Urban Design for the City in Transition
What is the objective of the course? What is it?
What does it train you for?
What does it train you for?
The three-year Bachelor Degree Course in Urban Design for the City in Transition (UDCT) trains experts in the analysis, research and representation of cities, human-made or natural territories, environments and landscapes. Their professional expertise is paramount for elaborating urban, territorial, environmental and sectoral plans, projects and programmes that are drawn up by Public Administrations (Regions, Municipalities, Local Authorities) or by Agencies, Private Companies and the Third Sector. The professional abilities of the graduates in Urban Design for the City in Transition allow them to understand and interpret the processes of historical transformation of territories and cities. These are peculiar skills that are necessary for drafting analyses aimed at knowing territorial resources and their state of preservation, the built heritage (both historical and contemporary) and complex systems such as landscape and environmental ones. The competences of the UDCT graduate also include social, political and economic components that interact with the planning of cities and territories, as well as knowledge in the use of strategic environmental assessment (SEA) tools and the representation and management of territorial information data (Geographic Information Systems), which today is among the most required professional skills for Public Administrations and in all cases of drafting complex territorial projects. The Bachelor Degree Course in UDCT trains graduates who can understand the greatest contemporary changes (the planetary scale of environmental issues, the globalisation of economic and cultural dynamics, etc.) that require planning solutions and are challenging the ethical foundations, disciplinary statutes, theoretical and methodological bases of planning itself. In 2019, the Bachelor Degree Course received QR - Quality Recognition Certification from AESOP.
What do you learn?
The course requires the students to carry out as much experimental experience as possible that allows them to grasp the various points of view on the transformation of cities and territories - in historical, economic, social, environmental, landscape, infrastructural and urban design terms. This is fundamental to train professionals who can operate in the most current fields of urban studies and planning. The course is built on five different disciplinary areas made up of basic, characterising and related subjects:
- Urbanism, Planning, Architecture and Landscape;
- Economics, Geography and Sociology;
- Ecology;
- Representation and History of Architecture;
- Basic subjects.
- Digital Design for the City;
- Analysis of the Urban;
- Regeneration of the Contemporary City;
- History of Cities and Territories;
- Advanced Spatial Analysis;
- Inclusive Urban Design;
- 3D Mapping for the Territory;
- Landscape and Green Networks.
What can you do with it?
Graduates in Urban Design for the Transitional City may continue their studies by enrolling in two-year Master Degree Courses. Subject to a State Examination, the title of Junior Planner can be obtained, as well as registration in the Order of Architects, Planners, Landscapers and Conservators, section B, 'Planning' sector.
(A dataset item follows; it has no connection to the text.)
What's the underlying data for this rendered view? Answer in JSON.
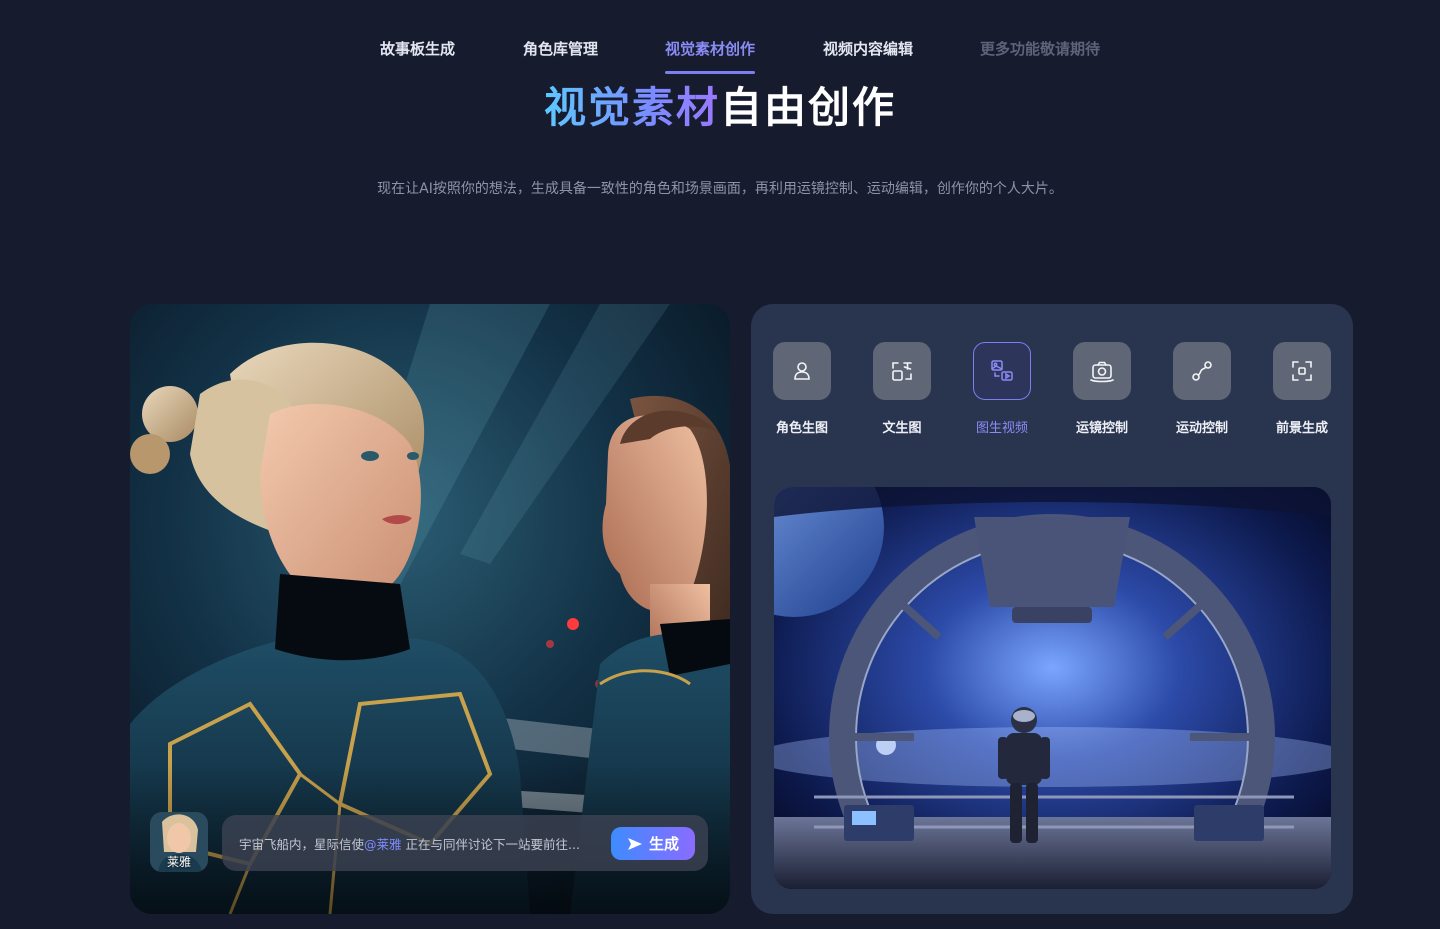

The privileged stakeholders for Junior Planners are those subjects, both public and private, operating in the field of urban and territorial transformations, infrastructures and transport, landscape and environment, participatory processes linked to plans and projects, which can therefore be identified as:
- Public administrations for the government and management of the territory (Municipalities, Regional Councillorships, Local Authorities for cultural and environmental heritage, Park Authorities, Port Authorities, Local Development Agencies, etc.);
- Public or private research institutes;
- Professional firms, service companies, private institutions and the third sector.